The Dewaele brothers are busy people. Part of top Belgian pop/rock/electro combo Soulwax for the past 14-odd years, David and Stephen are also the remix/DJ duo 2manydjs, who emerged in the early 00s with some legendary bootleg sets. They used to have a show on Belgian radio, and tonight’s gig is part of a tour to celebrate the launch of Radio Soulwax as a web radio show (featuring Soulwax live, DJ sets and special guests, apparently).

This is a live production set – mixing and producing live rather than mixing just pre-prepared stuff, so no outing for Bootylicious/Smells Like Teen Spirit.

It’s a constantly changing amalgamation.
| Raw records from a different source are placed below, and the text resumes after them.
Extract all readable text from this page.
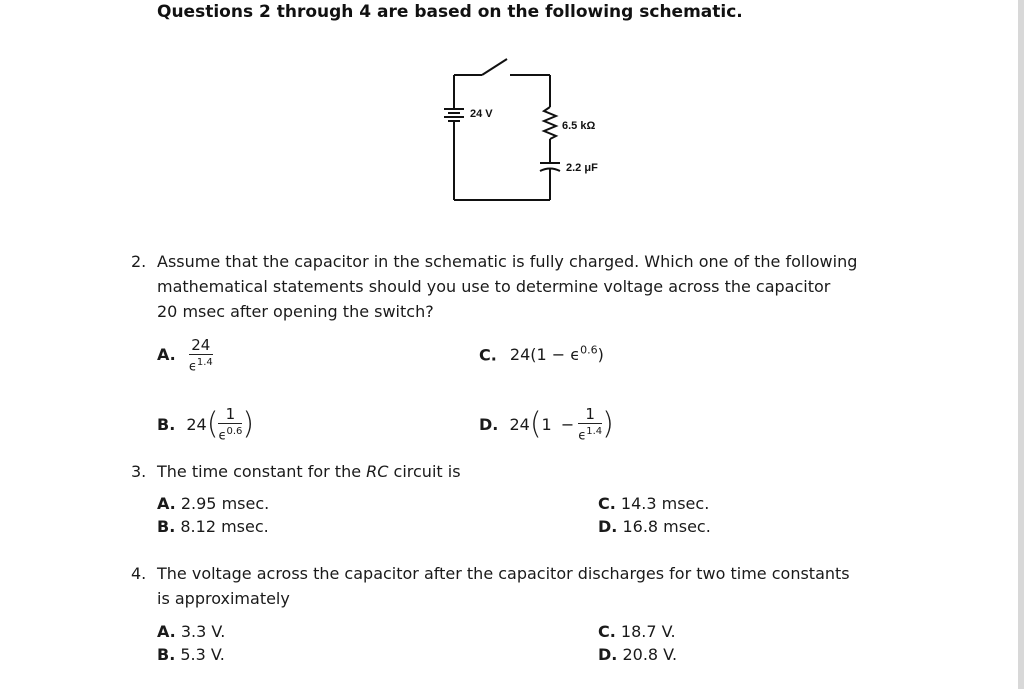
Questions 2 through 4 are based on the following schematic.
24 V
6.5 kΩ
2.2 μF
2. Assume that the capacitor in the schematic is fully charged. Which one of the following
mathematical statements should you use to determine voltage across the capacitor
20 msec after opening the switch?
A. $\frac{24}{\epsilon^{1.4}}$	C. $24(1 - \epsilon^{0.6})$
B. $24( \frac{1}{\epsilon^{0.6}}$ )	D. $24(1 - \frac{1}{\epsilon^{1.4}}$ )
3. The time constant for the RC circuit is
A. 2.95 msec.
B. 8.12 msec.
C. 14.3 msec.
D. 16.8 msec.
4. The voltage across the capacitor after the capacitor discharges for two time constants
is approximately
A. 3.3 V.
B. 5.3 V.
C. 18.7 V.
D. 20.8 V.
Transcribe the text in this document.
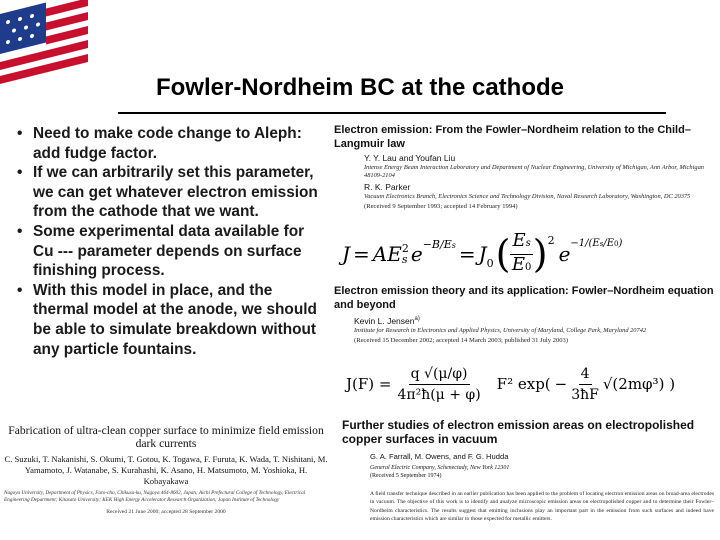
Fowler-Nordheim BC at the cathode
• Need to make code change to Aleph: add fudge factor.
• If we can arbitrarily set this parameter, we can get whatever electron emission from the cathode that we want.
• Some experimental data available for Cu --- parameter depends on surface finishing process.
• With this model in place, and the thermal model at the anode, we should be able to simulate breakdown without any particle fountains.
Electron emission: From the Fowler–Nordheim relation to the Child–Langmuir law
Y. Y. Lau and Youfan Liu
Intense Energy Beam Interaction Laboratory and Department of Nuclear Engineering, University of Michigan, Ann Arbor, Michigan 48109-2104
R. K. Parker
Vacuum Electronics Branch, Electronics Science and Technology Division, Naval Research Laboratory, Washington, DC 20375
(Received 9 September 1993; accepted 14 February 1994)
J = AE 2
s e −B/Es = J 0 ( $\frac{Es}{E0}$ ) 2
e −1/(Es/E0)
Electron emission theory and its application: Fowler–Nordheim equation and beyond
Kevin L. Jensen$^{a)}$
Institute for Research in Electronics and Applied Physics, University of Maryland, College Park, Maryland 20742
(Received 15 December 2002; accepted 14 March 2003; published 31 July 2003)
$J(F) = \frac{q √(\mu/\varphi)}{\text{4π²ħ(μ + φ)}} F^2$ $\exp( - \frac{4}{3ħF} √(2m\varphi^3)$ )
Fabrication of ultra-clean copper surface to minimize field emission dark currents
C. Suzuki, T. Nakanishi, S. Okumi, T. Gotou, K. Togawa, F. Furuta, K. Wada, T. Nishitani, M. Yamamoto, J. Watanabe, S. Kurahashi, K. Asano, H. Matsumoto, M. Yoshioka, H. Kobayakawa
Nagoya University, Department of Physics, Furo-cho, Chikusa-ku, Nagoya 464-8602, Japan; Aichi Prefectural College of Technology, Electrical Engineering Department; Kitasato University; KEK High Energy Accelerator Research Organization; Japan Institute of Technology
Received 21 June 2000; accepted 28 September 2000
Further studies of electron emission areas on electropolished copper surfaces in vacuum
G. A. Farrall, M. Owens, and F. G. Hudda
General Electric Company, Schenectady, New York 12301
(Received 5 September 1974)
A field transfer technique described in an earlier publication has been applied to the problem of locating electron emission areas on broad-area electrodes in vacuum. The objective of this work is to identify and analyze microscopic emission areas on electropolished copper and to determine their Fowler–Nordheim characteristics. The results suggest that emitting inclusions play an important part in the emission from such surfaces and indeed have emission characteristics which are similar to those expected for metallic emitters.
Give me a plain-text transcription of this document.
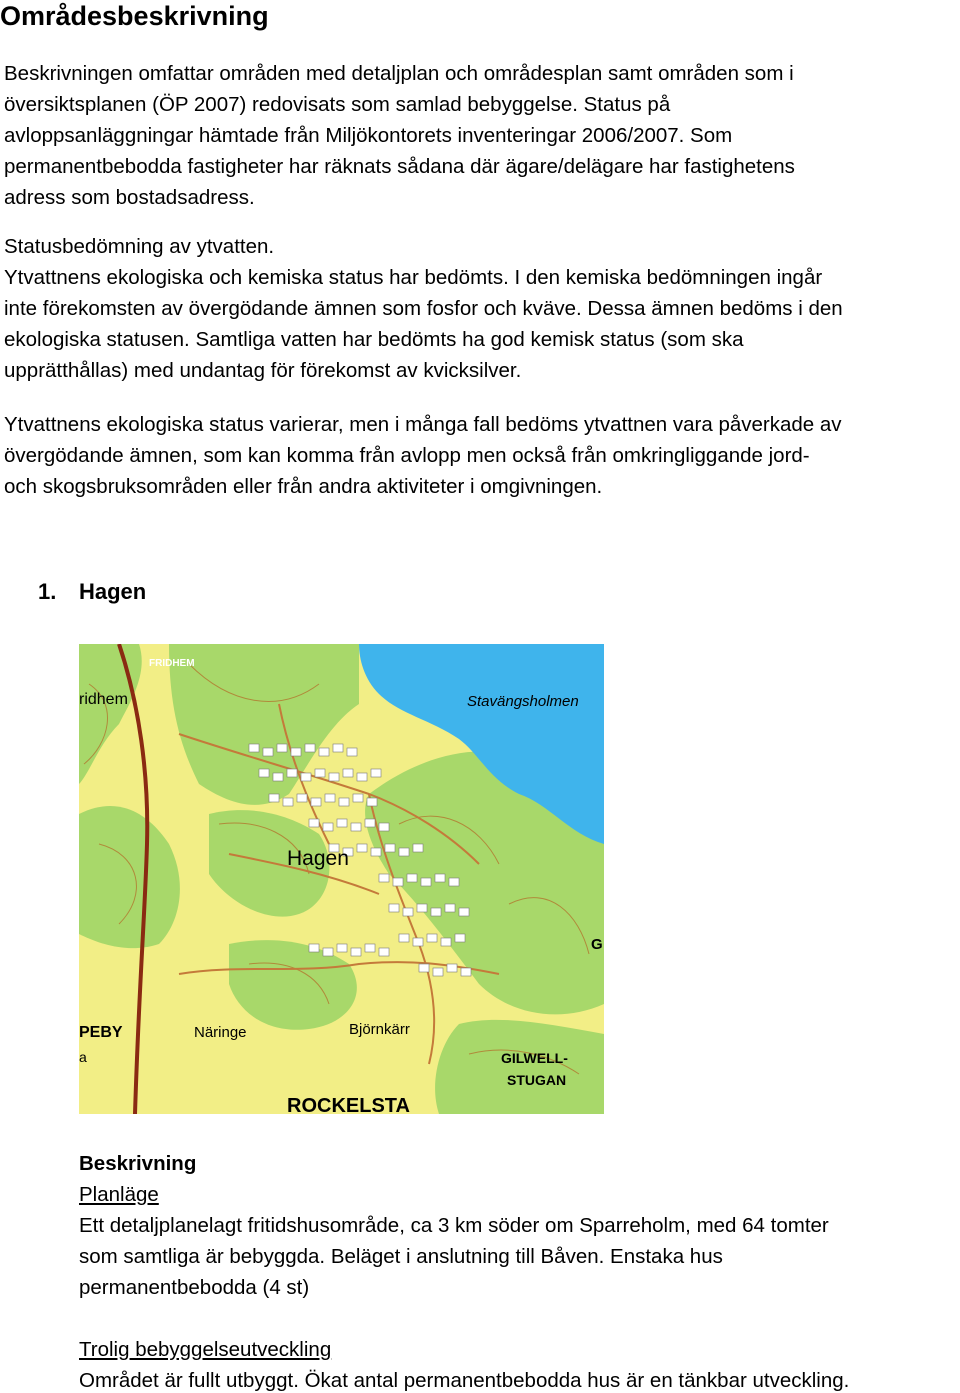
Områdesbeskrivning

Beskrivningen omfattar områden med detaljplan och områdesplan samt områden som i
översiktsplanen (ÖP 2007) redovisats som samlad bebyggelse. Status på
avloppsanläggningar hämtade från Miljökontorets inventeringar 2006/2007. Som
permanentbebodda fastigheter har räknats sådana där ägare/delägare har fastighetens
adress som bostadsadress.

Statusbedömning av ytvatten.
Ytvattnens ekologiska och kemiska status har bedömts. I den kemiska bedömningen ingår
inte förekomsten av övergödande ämnen som fosfor och kväve. Dessa ämnen bedöms i den
ekologiska statusen. Samtliga vatten har bedömts ha god kemisk status (som ska
upprätthållas) med undantag för förekomst av kvicksilver.

Ytvattnens ekologiska status varierar, men i många fall bedöms ytvattnen vara påverkade av
övergödande ämnen, som kan komma från avlopp men också från omkringliggande jord-
och skogsbruksområden eller från andra aktiviteter i omgivningen.

1. Hagen
FRIDHEM
ridhem	Stavängsholmen
Hagen
G
PEBY
a
Näringe	Björnkärr
GILWELL-
STUGAN
ROCKELSTA

Beskrivning
Planläge
Ett detaljplanelagt fritidshusområde, ca 3 km söder om Sparreholm, med 64 tomter
som samtliga är bebyggda. Beläget i anslutning till Båven. Enstaka hus
permanentbebodda (4 st)

Trolig bebyggelseutveckling
Området är fullt utbyggt. Ökat antal permanentbebodda hus är en tänkbar utveckling.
I spot NY Lipps – a mashup of Funky Town and Soulwax’s NY Excuse – being mixed into their own remix of Soulwax’s E Talking – a live mix of their own remix of their own song!

The highlight is really the animated record covers. Dizzee Rascal’s eyes and eyebrows dance to Bonkers (which, predictably, drives the crowd crazy); MGMT bop on the cover of Oracular Spectacular; the mouth from Fischerspooner’s #1 album has an artistic case of record vomiting; and the assorted members of the (Human) League Unlimited Orchestra are looking lively (for their age) during Open Your Heart (Love and Dancing was arguably the first proper remix album, of course). The mainstream (Bodyrox’s Yeah Yeah) joins the more obscure (is Mr Oizo’s Cut Dick obscure?), the older (CLS’s Can You Feel It), the currently cool (Tiga’s Shoes, Justice’s Phantom Pt II) and rock (The Clash’s Rock the Casbah and AC/DC’s Dirty Deeds Done Dirt Cheap).

It’s much more interesting than a standard DJ set, and there’s some very clever technical wizardry going on. I guess they’re doing it with CDs, mixers/samplers, a laptop and crafty planning; I can’t work out how the synchronised cover art fits in, but I can see them beavering away twiddling knobs to some effect, so I’m satisfied. Mystery AND fun – bargain!